We are Americans, torn between our universal proclamation that “All men are created equal” and the fact the only men whose equality and liberty really mattered were Protestant Englishmen. From that, we have crafted a more inclusive whiteness, but our proud confession of liberty and equality has never really included Black men and women. They are, at best, a subject people granted a very partial and conditional place in our grand, American experiment. Mostly, they are a captive and subject people, terror-inducing bodies that must be subdued, an other in our midst who must never rule. Who can never be Englishmen. Never be equals.

Never be human.

We sacrifice them to our violent, angry God. We hang them on trees and impale them on sticks and have compelled their labor, making them hewers of wood and carriers of water. I do not know what we get from their sacrifice, what we earn from our angry, violent God with the spilling of their blood and the breaking of their bodies. But sacrifice we do. Willingly, eagerly, happily, to our god who takes and takes and takes but never, ever, gives.

We seek order. We want peace. But we arm ourselves, we fear our neighbors, we demand all the unruly and unseemly and all the others in our midst be beaten into submission. There is some truth in the adage, “if you want peace, prepare for war,” but not as much as those who speak it think. Because in the end, you are always armed, always ready for war, always seeing threats where none exist.

Always willing to respond with violence.

There is no peace in that.

I am a fatalist. This gets worse before it gets better. We have knives and torches and all we can see is blood and fire, in the hopes that enough blood and burning will give us the peace and security we crave. And so, the streets will run red. The altars will drip with blood. The furnace will reek of burning flesh. We cannot stop the sacrifice. We cannot turn away from our angry, violent god.

He is us. We are his. We are captive to him and cannot free ourselves.

I want to call down fire from heaven and have all the priests of Baal swallowed up in flame. I want to crush their altars and their poles into a thousand pieces. Because there aren’t enough stones in all the world to put to death all those who sacrifice children, Black men, police officers, refugees, migrants, poor whites… I don’t know where to stop.
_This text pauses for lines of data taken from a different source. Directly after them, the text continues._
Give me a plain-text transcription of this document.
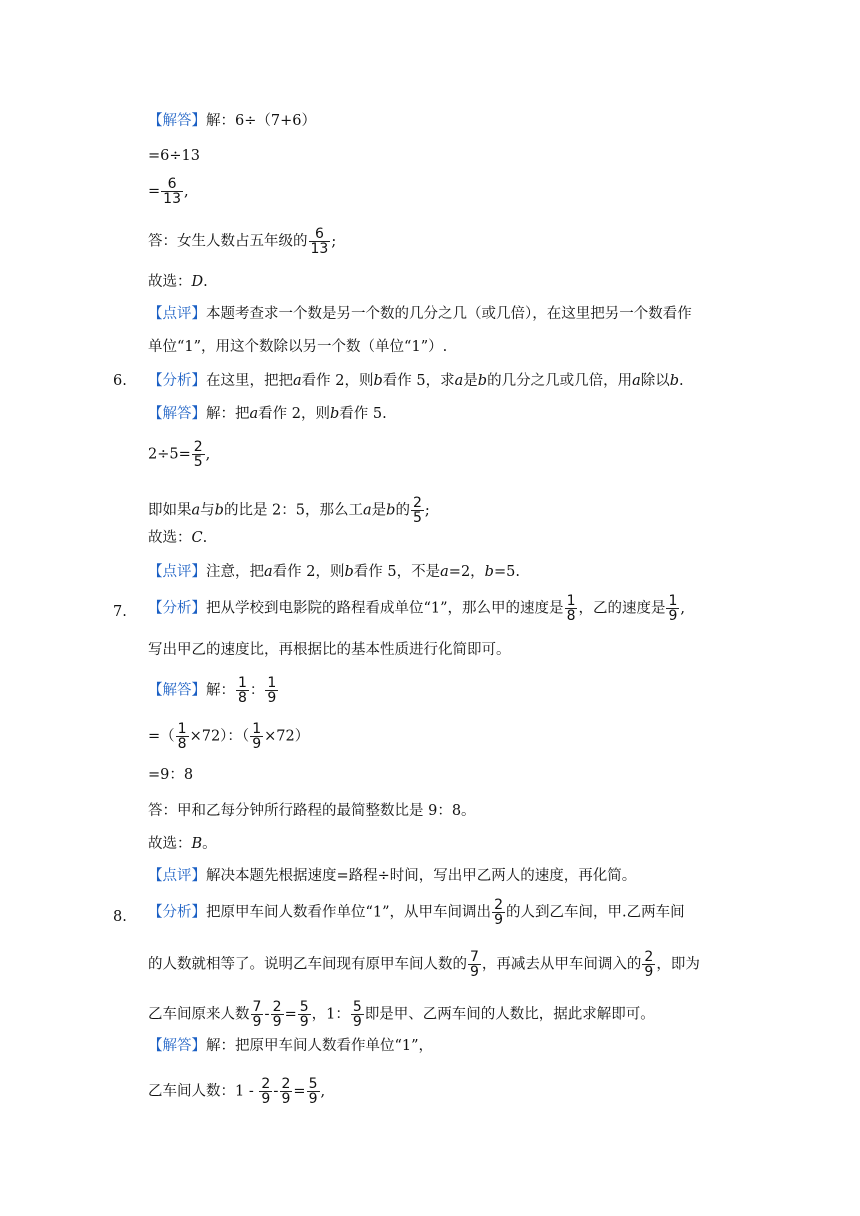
【解答】解：6÷（7+6）
=6÷13
= $\frac{6}{13}$ ,
答：女生人数占五年级的 $\frac{6}{13}$ ;
故选：D.
【点评】本题考查求一个数是另一个数的几分之几（或几倍），在这里把另一个数看作
单位“1”，用这个数除以另一个数（单位“1”）.
6. 【分析】在这里，把把a看作 2，则b看作 5，求a是b的几分之几或几倍，用a除以b.
【解答】解：把a看作 2，则b看作 5.
$2\div 5= \frac{2}{5}$ ,
即如果a与b的比是 2：5，那么工a是b的 $\frac{2}{5}$ ;
故选：C.
【点评】注意，把a看作 2，则b看作 5，不是a=2，b=5.
7. 【分析】把从学校到电影院的路程看成单位“1”，那么甲的速度是 $\frac{1}{8}$ ，乙的速度是 $\frac{1}{9}$ ,
写出甲乙的速度比，再根据比的基本性质进行化简即可。
【解答】解： $\frac{1}{8}$ ： $\frac{1}{9}$
=（ $\frac{1}{8} \times 72$）：（ $\frac{1}{9} \times 72$）
=9：8
答：甲和乙每分钟所行路程的最简整数比是 9：8。
故选：B。
【点评】解决本题先根据速度=路程÷时间，写出甲乙两人的速度，再化简。
8. 【分析】把原甲车间人数看作单位“1”，从甲车间调出 $\frac{2}{9}$ 的人到乙车间，甲.乙两车间
的人数就相等了。说明乙车间现有原甲车间人数的 $\frac{7}{9}$ ，再减去从甲车间调入的 $\frac{2}{9}$ ，即为
乙车间原来人数 $\frac{7}{9} - \frac{2}{9} = \frac{5}{9}$ ，1： $\frac{5}{9}$ 即是甲、乙两车间的人数比，据此求解即可。
【解答】解：把原甲车间人数看作单位“1”，
乙车间人数：$1 - \frac{2}{9} - \frac{2}{9} = \frac{5}{9}$ ,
But I also know … I am not without sin. I cannot cast the first stone. Ask me, and eventually, I will confess there is someone’s life I do not care about. I might not slice their throat and spill their blood myself, but I might — under the right conditions — demand it. I won’t look away, or care, when they are fed into the furnace.
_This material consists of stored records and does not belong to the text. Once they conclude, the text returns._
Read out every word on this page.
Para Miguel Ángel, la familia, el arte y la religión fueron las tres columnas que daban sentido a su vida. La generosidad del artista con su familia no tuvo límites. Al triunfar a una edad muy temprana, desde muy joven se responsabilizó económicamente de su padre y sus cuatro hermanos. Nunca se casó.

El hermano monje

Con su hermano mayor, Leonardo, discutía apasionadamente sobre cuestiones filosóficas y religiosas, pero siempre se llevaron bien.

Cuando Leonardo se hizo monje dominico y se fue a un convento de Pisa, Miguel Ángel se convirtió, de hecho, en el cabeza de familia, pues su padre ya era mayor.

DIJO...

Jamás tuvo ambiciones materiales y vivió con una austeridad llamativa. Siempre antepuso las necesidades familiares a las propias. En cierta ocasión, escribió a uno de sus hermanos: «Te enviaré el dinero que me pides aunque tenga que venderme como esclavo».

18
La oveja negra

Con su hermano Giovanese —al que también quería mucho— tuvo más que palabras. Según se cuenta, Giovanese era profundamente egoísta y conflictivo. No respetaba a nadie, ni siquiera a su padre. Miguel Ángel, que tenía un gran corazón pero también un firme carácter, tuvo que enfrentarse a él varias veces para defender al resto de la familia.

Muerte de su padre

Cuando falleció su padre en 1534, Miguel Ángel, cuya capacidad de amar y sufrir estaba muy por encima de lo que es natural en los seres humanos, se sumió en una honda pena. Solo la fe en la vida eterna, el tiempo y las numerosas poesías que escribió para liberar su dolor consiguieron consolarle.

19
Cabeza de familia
I too could easily feed someone to Molech. If I haven’t already.

And so I weep. For the dead. The broken. The beaten. The cast off. The unwanted. The frightened. The lost, lonely, and defeated. For myself. For the world. For my children. For my countrymen.

We are cut off. From each other. From our creator. Because we continue to sacrifice, to spill blood, to devote souls and bodies to destruction on behalf of a god who offers us nothing in return. Our shattered, alienated, angry society is the inevitable consequence of all this idolatrous sacrifice.

And of our failure to stop it.

Which leads me to a question, one that puzzles me.

What do we expect to achieve by sacrificing those we neither want nor value to our angry, violent, blood-thirsty god? If we do not value them, we do not want them in our midst, do not love or care for them, why do we expect their spilled blood and broken bodies to accomplish anything of value? To do us any good?

Or have we been afraid for so long, been so self-righteously angry, and sacrificed to Molech for so long we no longer know why we do it?